Tears bled from her mother’s eyes. “I missed you, too. You and your sisters. Don’t cry, darling. Your father and I went to a better place. Truly.”

Drawing back a little, Geena glanced dubiously around the little room. “Is this Heaven? It looks like a dentist’s waiting room.”

Sonja laughed softly. “No, it isn’t Heaven.”

“Then…oh, no, I’ve gone to the other place! Was it the pills? I swear I was going to get off them right after the Paris season.”

Her mother shook her head, smiling sadly. “The pills helped send you to me, but we’re not in the other place, as you put it. It doesn’t exist.”

“Limbo, then?”

Sonja smiled and took her by the hand. “Come, sit down and we’ll talk.”

Geena realized then that although they were communicating, no words had been uttered. She sat with her mother on the settee, hands linked with Sonja’s, and let her thoughts flow outward. “Where’s Dad? When can I see him?”

“I’m sorry, darling, that won’t be possible. It’s not your time.”

“What do you mean? Aren’t I staying here with you?” Now that she’d found her mother after being without her for so many years, losing her again seemed unbearable.

“I’m sorry,” Sonja repeated. “You have important work left to do in life.”

“Modeling?” Geena said bitterly. “It killed me.”

Sonja brushed her fingers through Geena’s wispy auburn bangs, as if she couldn’t help touching her child. “A little glamour can lift people’s spirits if not taken to extremes, but I didn’t mean modeling.”

Before her mother could say what she did mean, Geena had to ask the question that had preyed on her mind her whole life, even though she flinched from the painful memories of her parents’ deaths and the aftermath of that dreadful night. “Mom, there’s something I’ve always wondered about. Was Dad…drunk the night of the crash?”

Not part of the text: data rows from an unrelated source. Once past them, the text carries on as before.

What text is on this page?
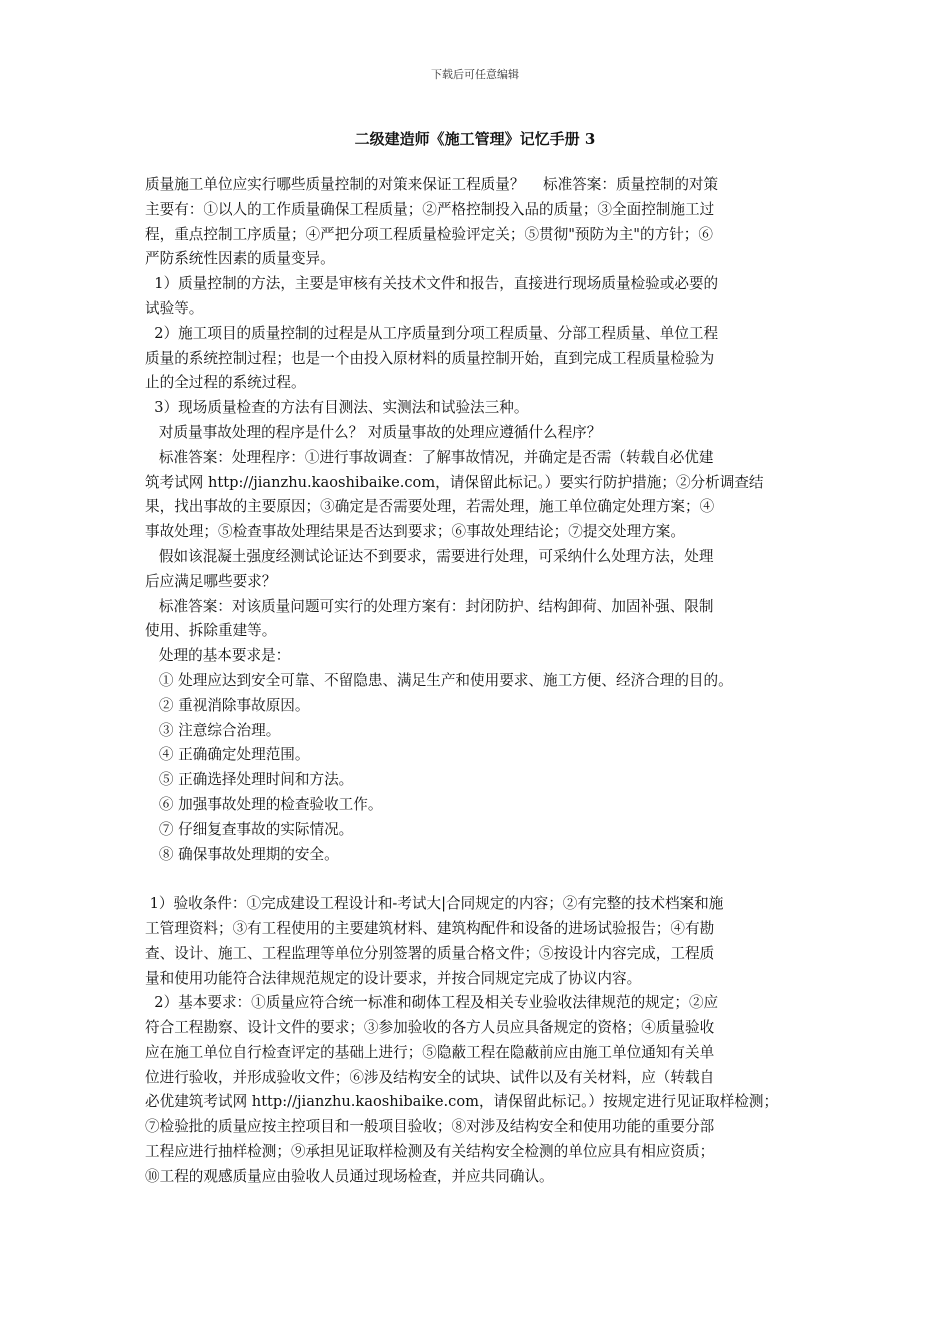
下载后可任意编辑
二级建造师《施工管理》记忆手册 3

质量施工单位应实行哪些质量控制的对策来保证工程质量？    标准答案：质量控制的对策

主要有：①以人的工作质量确保工程质量；②严格控制投入品的质量；③全面控制施工过

程，重点控制工序质量；④严把分项工程质量检验评定关；⑤贯彻"预防为主"的方针；⑥

严防系统性因素的质量变异。

1）质量控制的方法，主要是审核有关技术文件和报告，直接进行现场质量检验或必要的

试验等。

2）施工项目的质量控制的过程是从工序质量到分项工程质量、分部工程质量、单位工程

质量的系统控制过程；也是一个由投入原材料的质量控制开始，直到完成工程质量检验为

止的全过程的系统过程。

3）现场质量检查的方法有目测法、实测法和试验法三种。

对质量事故处理的程序是什么？ 对质量事故的处理应遵循什么程序？

标准答案：处理程序：①进行事故调查：了解事故情况，并确定是否需（转载自必优建

筑考试网 http://jianzhu.kaoshibaike.com，请保留此标记。）要实行防护措施；②分析调查结

果，找出事故的主要原因；③确定是否需要处理，若需处理，施工单位确定处理方案；④

事故处理；⑤检查事故处理结果是否达到要求；⑥事故处理结论；⑦提交处理方案。

假如该混凝土强度经测试论证达不到要求，需要进行处理，可采纳什么处理方法，处理

后应满足哪些要求？

标准答案：对该质量问题可实行的处理方案有：封闭防护、结构卸荷、加固补强、限制

使用、拆除重建等。

处理的基本要求是：

① 处理应达到安全可靠、不留隐患、满足生产和使用要求、施工方便、经济合理的目的。

② 重视消除事故原因。

③ 注意综合治理。

④ 正确确定处理范围。

⑤ 正确选择处理时间和方法。

⑥ 加强事故处理的检查验收工作。

⑦ 仔细复查事故的实际情况。

⑧ 确保事故处理期的安全。

1）验收条件：①完成建设工程设计和-考试大|合同规定的内容；②有完整的技术档案和施

工管理资料；③有工程使用的主要建筑材料、建筑构配件和设备的进场试验报告；④有勘

查、设计、施工、工程监理等单位分别签署的质量合格文件；⑤按设计内容完成，工程质

量和使用功能符合法律规范规定的设计要求，并按合同规定完成了协议内容。

2）基本要求：①质量应符合统一标准和砌体工程及相关专业验收法律规范的规定；②应

符合工程勘察、设计文件的要求；③参加验收的各方人员应具备规定的资格；④质量验收

应在施工单位自行检查评定的基础上进行；⑤隐蔽工程在隐蔽前应由施工单位通知有关单

位进行验收，并形成验收文件；⑥涉及结构安全的试块、试件以及有关材料，应（转载自

必优建筑考试网 http://jianzhu.kaoshibaike.com，请保留此标记。）按规定进行见证取样检测；

⑦检验批的质量应按主控项目和一般项目验收；⑧对涉及结构安全和使用功能的重要分部

工程应进行抽样检测；⑨承担见证取样检测及有关结构安全检测的单位应具有相应资质；

⑩工程的观感质量应由验收人员通过现场检查，并应共同确认。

“No,” Sonja said firmly. “A dog leaped in front of the car. Your father swerved to avoid it and hit a patch of black ice. We skidded and crashed into a tree.”

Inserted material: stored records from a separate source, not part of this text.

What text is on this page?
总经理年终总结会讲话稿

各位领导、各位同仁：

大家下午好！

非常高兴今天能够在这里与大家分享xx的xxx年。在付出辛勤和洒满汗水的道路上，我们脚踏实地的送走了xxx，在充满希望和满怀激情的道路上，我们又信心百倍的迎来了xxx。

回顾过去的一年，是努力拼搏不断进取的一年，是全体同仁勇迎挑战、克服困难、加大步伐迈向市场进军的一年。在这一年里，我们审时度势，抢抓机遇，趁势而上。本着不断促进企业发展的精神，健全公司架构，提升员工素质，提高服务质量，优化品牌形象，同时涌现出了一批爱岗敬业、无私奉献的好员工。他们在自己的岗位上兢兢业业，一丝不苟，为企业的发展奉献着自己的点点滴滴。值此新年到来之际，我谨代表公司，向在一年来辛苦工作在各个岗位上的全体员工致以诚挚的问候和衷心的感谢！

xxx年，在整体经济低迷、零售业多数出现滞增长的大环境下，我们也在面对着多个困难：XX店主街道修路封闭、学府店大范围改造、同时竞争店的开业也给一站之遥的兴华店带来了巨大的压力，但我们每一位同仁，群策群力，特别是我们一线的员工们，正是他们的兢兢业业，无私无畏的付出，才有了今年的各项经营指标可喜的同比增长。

“I knew it. I mean, not about the dog, but we— Kelly, Erin, Gran and I—knew she couldn’t be telling the truth.” Sonja lifted her eyebrows, and Geena explained. “Greta Vogler planted the idea in everyone’s mind that Dad went off the road because he was drunk.”

Sonja let out a deep sigh and squeezed Geena’s hands. “Try not to let Greta bother you. Forgive her if you can.”

“But how, when she—”

“Trust me, Geena, darling.”

Geena couldn’t understand her mother’s forbearance, but neither did she want to waste precious time talking about Greta Vogler. Heaven was simply being reunited with her mother. Geena could still hardly believe she was here, talking together as if they were sisters.

“I’m afraid it’s time for you to leave,” Sonja told her, as if aware of Geena’s thoughts. “You should go back to Hainesville.”

“Hainesville? What on earth would I do there?” Yet even as she scoffed, the thought of returning to her childhood home filled her soul with a promise of peace. “Maybe a visit would do me good.”

“Live there. People need you.”

Geena laughed. “Me?”

“You have a talent for helping others. When you were little, you took in every stray that came your way.”

“Mom, that was long ago. Besides, I’m dead. How can I help anyone? I want to stay here with you. I really want to see Dad. And Gramps.”

“It’s not your time, Geena.” Her mother hugged her again, then rose. “You must go back.”

“No!” Geena panicked as she realized her mother really meant it. “Mom! Where are you going?”

Sonja opened a door on the far side of the room. Through the crack Geena glimpsed a rambling flower garden crisscrossed with swaths of lush green grass. In the fragrant center, a fountain burbled.

“Mom, take me with you. Don’t leave me!” Geena sobbed, as desperate as a three-year-old watching a coffin being lowered into the ground. “Mommy!”

Her mother returned to wrap her once more in her warm embrace. The light surrounded them both. Love, ineffable and infinite, poured through Geena as she clung to her mother.